Yeah, Roger is annoying. He's less a character and more a heap of quirks to serve as a foil to Eddie, Jessica, and Doom. When Donald, Goofy, or Daffy featured in their noir pastiches back in the day, they would each act and react according to their character. Roger doesn't have much of a developed character, beyond wacky hijinks and comic pratfalls. He reinforces, rather than dissolves, the divide between live-action and animation.
Toontown
Why are all the cars and buildings animated too? That's a staple of retro cartoons now, but we're not in the days of rubber hose animation here. You can tell they only had a few minutes to shove in as many animated characters as possible. It's a weird trip.
Why are all the cars and buildings animated too? That's a staple of retro cartoons now, but we're not in the days of rubber hose animation here. You can tell they only had a few minutes to shove in as many animated characters as possible. It's a weird trip.
Alternatively, this is the other side of Spielbergian cinema: no message, just spectacle. Roger Rabbit doesn't have anything explicit to say about Toons or corrupt judges. It's just hollow nostalgia presented in a timely manner, a Ready Player One for animation buffs and people of a certain age. Remember Lena Hyena? Remember Danny the black lamb?

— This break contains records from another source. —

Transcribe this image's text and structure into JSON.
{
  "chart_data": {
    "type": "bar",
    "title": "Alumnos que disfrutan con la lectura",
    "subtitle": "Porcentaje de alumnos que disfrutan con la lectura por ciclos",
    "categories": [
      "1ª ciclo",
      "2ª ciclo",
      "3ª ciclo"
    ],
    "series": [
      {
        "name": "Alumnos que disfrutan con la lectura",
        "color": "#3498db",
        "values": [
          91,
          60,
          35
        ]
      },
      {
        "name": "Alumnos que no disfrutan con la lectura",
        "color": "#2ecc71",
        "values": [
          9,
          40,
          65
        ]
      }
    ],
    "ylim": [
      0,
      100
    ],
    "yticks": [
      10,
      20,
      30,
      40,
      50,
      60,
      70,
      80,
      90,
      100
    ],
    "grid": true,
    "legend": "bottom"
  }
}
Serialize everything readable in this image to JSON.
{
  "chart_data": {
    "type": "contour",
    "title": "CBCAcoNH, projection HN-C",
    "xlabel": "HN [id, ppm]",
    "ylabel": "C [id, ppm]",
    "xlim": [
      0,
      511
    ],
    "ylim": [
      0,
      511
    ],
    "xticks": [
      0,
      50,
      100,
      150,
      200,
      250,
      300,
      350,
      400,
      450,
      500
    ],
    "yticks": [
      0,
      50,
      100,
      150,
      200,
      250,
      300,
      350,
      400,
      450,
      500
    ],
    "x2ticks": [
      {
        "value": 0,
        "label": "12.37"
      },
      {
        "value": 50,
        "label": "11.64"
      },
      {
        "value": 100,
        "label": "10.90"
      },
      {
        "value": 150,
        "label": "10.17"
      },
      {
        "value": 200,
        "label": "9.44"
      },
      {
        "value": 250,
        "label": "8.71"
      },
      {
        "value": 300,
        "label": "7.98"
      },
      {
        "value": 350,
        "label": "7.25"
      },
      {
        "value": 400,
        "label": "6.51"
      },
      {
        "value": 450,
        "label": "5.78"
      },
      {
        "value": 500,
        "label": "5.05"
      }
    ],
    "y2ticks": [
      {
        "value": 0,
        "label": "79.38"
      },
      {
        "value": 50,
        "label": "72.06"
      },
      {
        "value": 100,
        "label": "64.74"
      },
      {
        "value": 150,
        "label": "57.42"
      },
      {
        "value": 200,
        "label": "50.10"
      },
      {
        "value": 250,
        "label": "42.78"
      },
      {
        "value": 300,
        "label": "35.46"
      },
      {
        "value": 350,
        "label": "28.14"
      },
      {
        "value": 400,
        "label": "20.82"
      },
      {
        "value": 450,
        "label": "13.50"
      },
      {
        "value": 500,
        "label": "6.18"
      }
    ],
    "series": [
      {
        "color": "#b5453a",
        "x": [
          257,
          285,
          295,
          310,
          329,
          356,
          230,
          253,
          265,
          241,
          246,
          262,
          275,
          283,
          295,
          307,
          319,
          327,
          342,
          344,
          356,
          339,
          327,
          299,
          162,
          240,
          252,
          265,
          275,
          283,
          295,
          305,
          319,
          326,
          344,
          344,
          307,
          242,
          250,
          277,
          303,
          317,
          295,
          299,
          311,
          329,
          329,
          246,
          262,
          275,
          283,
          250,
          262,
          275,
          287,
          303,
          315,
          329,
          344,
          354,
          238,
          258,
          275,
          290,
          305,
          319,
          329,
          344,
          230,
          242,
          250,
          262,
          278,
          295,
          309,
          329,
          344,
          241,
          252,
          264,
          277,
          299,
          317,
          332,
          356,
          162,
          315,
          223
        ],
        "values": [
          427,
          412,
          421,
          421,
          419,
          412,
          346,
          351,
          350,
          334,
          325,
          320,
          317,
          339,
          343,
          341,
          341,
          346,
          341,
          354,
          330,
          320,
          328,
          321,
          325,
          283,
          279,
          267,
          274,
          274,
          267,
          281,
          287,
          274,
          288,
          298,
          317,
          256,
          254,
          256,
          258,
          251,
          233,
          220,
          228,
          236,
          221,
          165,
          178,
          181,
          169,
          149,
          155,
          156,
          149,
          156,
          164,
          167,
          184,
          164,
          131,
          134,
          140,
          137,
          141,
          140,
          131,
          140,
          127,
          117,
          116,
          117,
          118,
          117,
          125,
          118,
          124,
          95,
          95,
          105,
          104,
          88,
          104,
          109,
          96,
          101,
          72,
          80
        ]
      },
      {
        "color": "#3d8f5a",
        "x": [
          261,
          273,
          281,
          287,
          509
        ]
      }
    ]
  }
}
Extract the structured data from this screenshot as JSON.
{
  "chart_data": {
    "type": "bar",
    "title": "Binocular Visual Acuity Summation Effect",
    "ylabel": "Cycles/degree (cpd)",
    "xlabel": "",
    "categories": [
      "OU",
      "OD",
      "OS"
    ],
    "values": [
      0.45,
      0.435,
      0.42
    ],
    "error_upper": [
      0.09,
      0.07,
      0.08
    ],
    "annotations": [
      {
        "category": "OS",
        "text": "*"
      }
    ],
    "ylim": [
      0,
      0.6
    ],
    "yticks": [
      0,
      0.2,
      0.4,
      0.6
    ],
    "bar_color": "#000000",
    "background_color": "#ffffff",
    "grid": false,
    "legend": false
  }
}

Ultimately, the reason why Roger Rabbit never got a sequel is because it's too much like Fantasia. A great effort to create 'serious' animation was undermined by the extreme risk involved in its production. The Roger Rabbit publicity push petered out once Disney developed better mascots. But those who say Roger Rabbit is the last of its kind, should check out how contemporary blockbusters are made. Every big name nowadays is in the Bob Hoskins school of (computer-assisted) acting!
Hi, and welcome to the section known as 'the end credits', where I gather some remaining thoughts. Christopher Lloyd, truly one of the great character actors of his generation, in his prime! What a magnificent villain he played. That freeway speech he did was something else, let me tell you. It should be taught in schools. Highlight of the movie.